A small proportion of respondents (2 per cent) who were planning on gifting said they were planning to give a gift that doesn’t cost any money at all – after all, some romantics believe that money can’t buy love and happiness.

Slightly more than half, or 56 per cent, of those buying gifts will pay via credit card, while 23 per cent will do so by cash, and 19 per cent via debit card.

Out of all respondents, only 34 per cent said they will be celebrating Valentine’s Day this year. The three groups of people most likely to celebrate Valentine’s are the young, unmarried and new couples.

According to the survey, 45 per cent of those aged 18 to 24 will be celebrating V-Day, compared to only under a quarter of those aged 55 and above.

Also, 63 per cent of unmarried couples will be celebrating the day of love, compared to only 37 per cent of married ones.

Read also: This Valentine’s, Deliveroo and KFC will send your sweetheart fried chicken in a heart-shaped box – personalised with your love letter

Unmarried and younger couples are more likely to celebrate Valentine’s.

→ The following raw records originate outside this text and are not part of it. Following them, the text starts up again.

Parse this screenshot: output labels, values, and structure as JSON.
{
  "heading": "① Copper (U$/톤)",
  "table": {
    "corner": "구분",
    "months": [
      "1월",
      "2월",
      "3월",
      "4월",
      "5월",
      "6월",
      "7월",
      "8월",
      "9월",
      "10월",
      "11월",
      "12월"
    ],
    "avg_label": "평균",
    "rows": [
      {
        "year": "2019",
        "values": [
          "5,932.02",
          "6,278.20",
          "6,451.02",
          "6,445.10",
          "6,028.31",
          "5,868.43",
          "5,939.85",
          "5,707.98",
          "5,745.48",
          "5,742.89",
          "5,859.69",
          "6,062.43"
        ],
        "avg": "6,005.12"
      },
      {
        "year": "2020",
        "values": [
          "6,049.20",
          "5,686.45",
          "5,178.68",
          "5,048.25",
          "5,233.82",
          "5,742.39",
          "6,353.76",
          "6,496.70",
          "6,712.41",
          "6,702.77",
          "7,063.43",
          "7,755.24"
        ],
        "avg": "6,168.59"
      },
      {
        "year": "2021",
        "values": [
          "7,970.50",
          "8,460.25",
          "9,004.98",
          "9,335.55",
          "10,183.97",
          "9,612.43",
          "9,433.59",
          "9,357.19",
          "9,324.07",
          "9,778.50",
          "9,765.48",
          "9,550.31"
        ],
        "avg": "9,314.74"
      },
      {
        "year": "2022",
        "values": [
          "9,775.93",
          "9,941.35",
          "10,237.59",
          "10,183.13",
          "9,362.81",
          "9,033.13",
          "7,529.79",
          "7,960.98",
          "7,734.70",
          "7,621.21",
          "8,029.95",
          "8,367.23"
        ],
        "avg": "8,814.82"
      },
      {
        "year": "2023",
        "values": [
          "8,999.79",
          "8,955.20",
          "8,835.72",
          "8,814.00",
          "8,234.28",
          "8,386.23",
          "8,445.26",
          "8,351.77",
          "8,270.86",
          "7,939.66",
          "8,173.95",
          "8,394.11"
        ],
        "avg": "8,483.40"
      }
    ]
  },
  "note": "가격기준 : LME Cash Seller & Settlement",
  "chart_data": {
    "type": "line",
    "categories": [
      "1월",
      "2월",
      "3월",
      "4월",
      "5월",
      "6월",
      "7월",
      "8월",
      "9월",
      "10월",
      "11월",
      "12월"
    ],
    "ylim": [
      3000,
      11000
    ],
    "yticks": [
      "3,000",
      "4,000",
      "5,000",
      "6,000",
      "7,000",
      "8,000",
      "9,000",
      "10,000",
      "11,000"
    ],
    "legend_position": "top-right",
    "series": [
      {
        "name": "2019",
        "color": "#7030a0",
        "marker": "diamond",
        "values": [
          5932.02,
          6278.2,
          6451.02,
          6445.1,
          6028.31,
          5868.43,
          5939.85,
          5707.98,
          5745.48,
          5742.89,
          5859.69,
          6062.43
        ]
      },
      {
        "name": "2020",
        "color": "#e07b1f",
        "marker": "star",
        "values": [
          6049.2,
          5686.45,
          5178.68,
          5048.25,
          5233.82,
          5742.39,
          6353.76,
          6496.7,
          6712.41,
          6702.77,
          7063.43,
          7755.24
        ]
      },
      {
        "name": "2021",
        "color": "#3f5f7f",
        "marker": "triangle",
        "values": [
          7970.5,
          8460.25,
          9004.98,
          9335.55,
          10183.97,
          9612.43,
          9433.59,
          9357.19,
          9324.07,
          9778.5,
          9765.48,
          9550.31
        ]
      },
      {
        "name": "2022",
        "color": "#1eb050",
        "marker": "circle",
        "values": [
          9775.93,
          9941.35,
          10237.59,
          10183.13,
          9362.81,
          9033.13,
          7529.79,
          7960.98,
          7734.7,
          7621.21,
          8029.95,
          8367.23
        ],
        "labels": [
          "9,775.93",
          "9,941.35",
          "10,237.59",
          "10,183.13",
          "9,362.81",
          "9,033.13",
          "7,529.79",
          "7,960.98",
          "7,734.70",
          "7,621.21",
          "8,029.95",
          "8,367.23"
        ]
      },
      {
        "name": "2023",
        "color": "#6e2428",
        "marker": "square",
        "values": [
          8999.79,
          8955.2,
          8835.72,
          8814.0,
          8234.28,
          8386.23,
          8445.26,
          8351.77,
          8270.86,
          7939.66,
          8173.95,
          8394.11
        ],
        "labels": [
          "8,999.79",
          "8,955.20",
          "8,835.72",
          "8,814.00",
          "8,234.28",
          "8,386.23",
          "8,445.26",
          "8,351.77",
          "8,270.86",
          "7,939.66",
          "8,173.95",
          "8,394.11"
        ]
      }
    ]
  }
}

YouGov also found that the longer two people are in a relationship, the less likely they are to celebrate Valentine’s Day.

A total of 76 per cent of couples who have been in a relationship for less than a year will be celebrating Valentine’s this year. In contrast, only 27 per cent of couples who have been together for 20 years or more are planning to do so.


Around 66 per cent of respondents said they would not be celebrating Valentine’s Day, and the top reason was that they found it too commercialised (47 per cent).

Other reasons include viewing Valentine’s Day as just a regular day (46 per cent); that everything is more expensive on Valentine’s Day (36 per cent); and the lack of a romantic partner to celebrate with (26 per cent).